Proposta apresentada na Câmara prevê uso de monitoramento eletrônico com cor diferenciada, mediante decisão judicial, para reforçar proteção às vítimas

Um projeto de lei em tramitação na Câmara dos Deputados propõe a adoção de tornozeleiras eletrônicas com identificação visual diferenciada — como a cor rosa — para pessoas acusadas de violência doméstica e familiar. A iniciativa foi apresentada pela deputada Coronel Fernanda (PL-MT) e altera a legislação atual sobre o uso de dispositivos de monitoramento eletrônico no país.
A proposta, registrada sob o número 1.811/2026, estabelece que o uso desse tipo de identificação poderá ser determinado por decisão judicial fundamentada, principalmente em situações consideradas de alto risco para a vítima.
Objetivo é ampliar proteção e facilitar fiscalização
De acordo com o texto, a diferenciação visual das tornozeleiras tem três objetivos principais: facilitar a atuação das autoridades na fiscalização, reforçar a proteção preventiva das vítimas e inibir a reincidência de comportamentos violentos.
A deputada argumenta que a medida busca tornar mais eficiente o monitoramento de agressores, permitindo que agentes de segurança identifiquem rapidamente indivíduos que estejam sob medidas protetivas determinadas pela Justiça, informa Congresso em Foco.
Medida não terá caráter punitivo, diz autora
A proposta também altera a Lei 15.383/2026, que regula o uso de tornozeleiras eletrônicas como instrumento de proteção. O texto destaca que a padronização visual deve seguir critérios de razoabilidade e proporcionalidade, além de proibir qualquer forma de exposição vexatória ou degradante.

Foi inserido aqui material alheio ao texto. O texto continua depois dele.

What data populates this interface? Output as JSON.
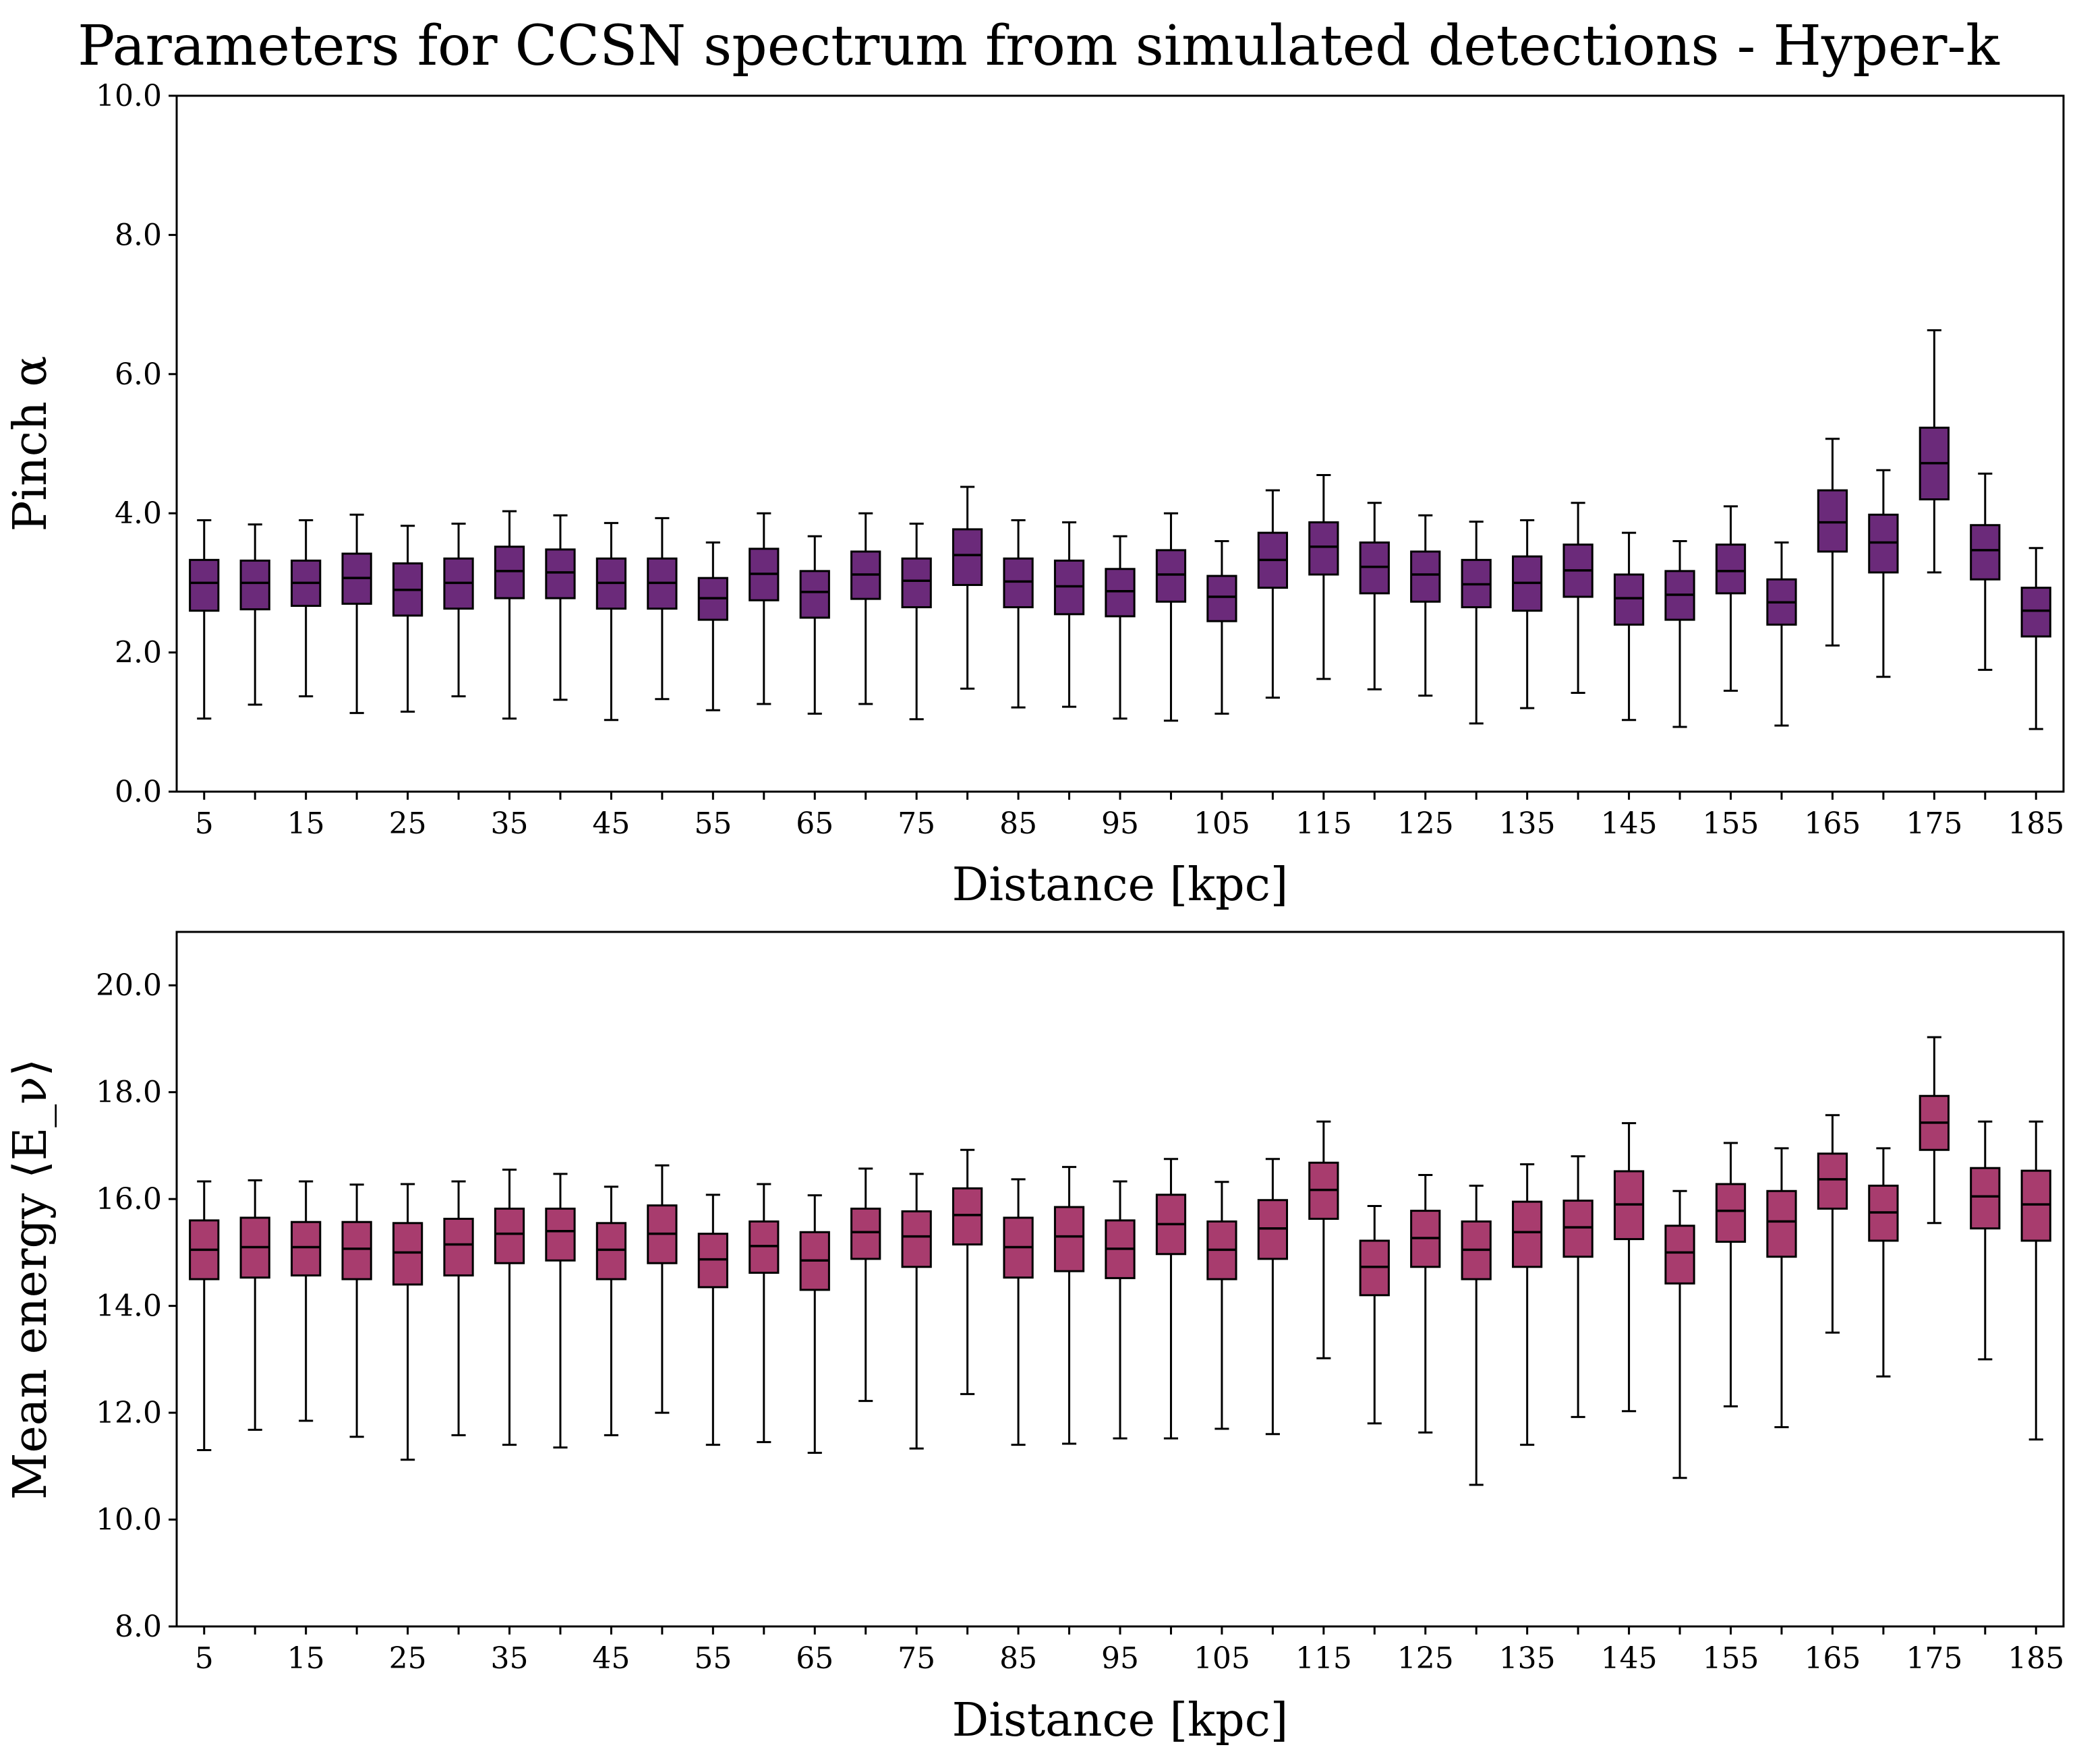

Segundo a autora do projeto, a iniciativa não cria uma punição adicional ao agressor, mas funciona como um mecanismo de proteção às vítimas. “A medida não possui caráter punitivo adicional, mas natureza instrumental de proteção, sendo aplicada mediante decisão judicial fundamentada e observando os princípios constitucionais”, afirmou.
Tramitação na Câmara
O projeto ainda aguarda despacho para começar a tramitar nas comissões temáticas da Câmara dos Deputados, onde será analisado antes de seguir para votação no plenário.
Se aprovado, o texto poderá representar uma mudança na forma como o monitoramento eletrônico é utilizado em casos de violência doméstica, ampliando a visibilidade das medidas protetivas e reforçando a segurança das vítimas.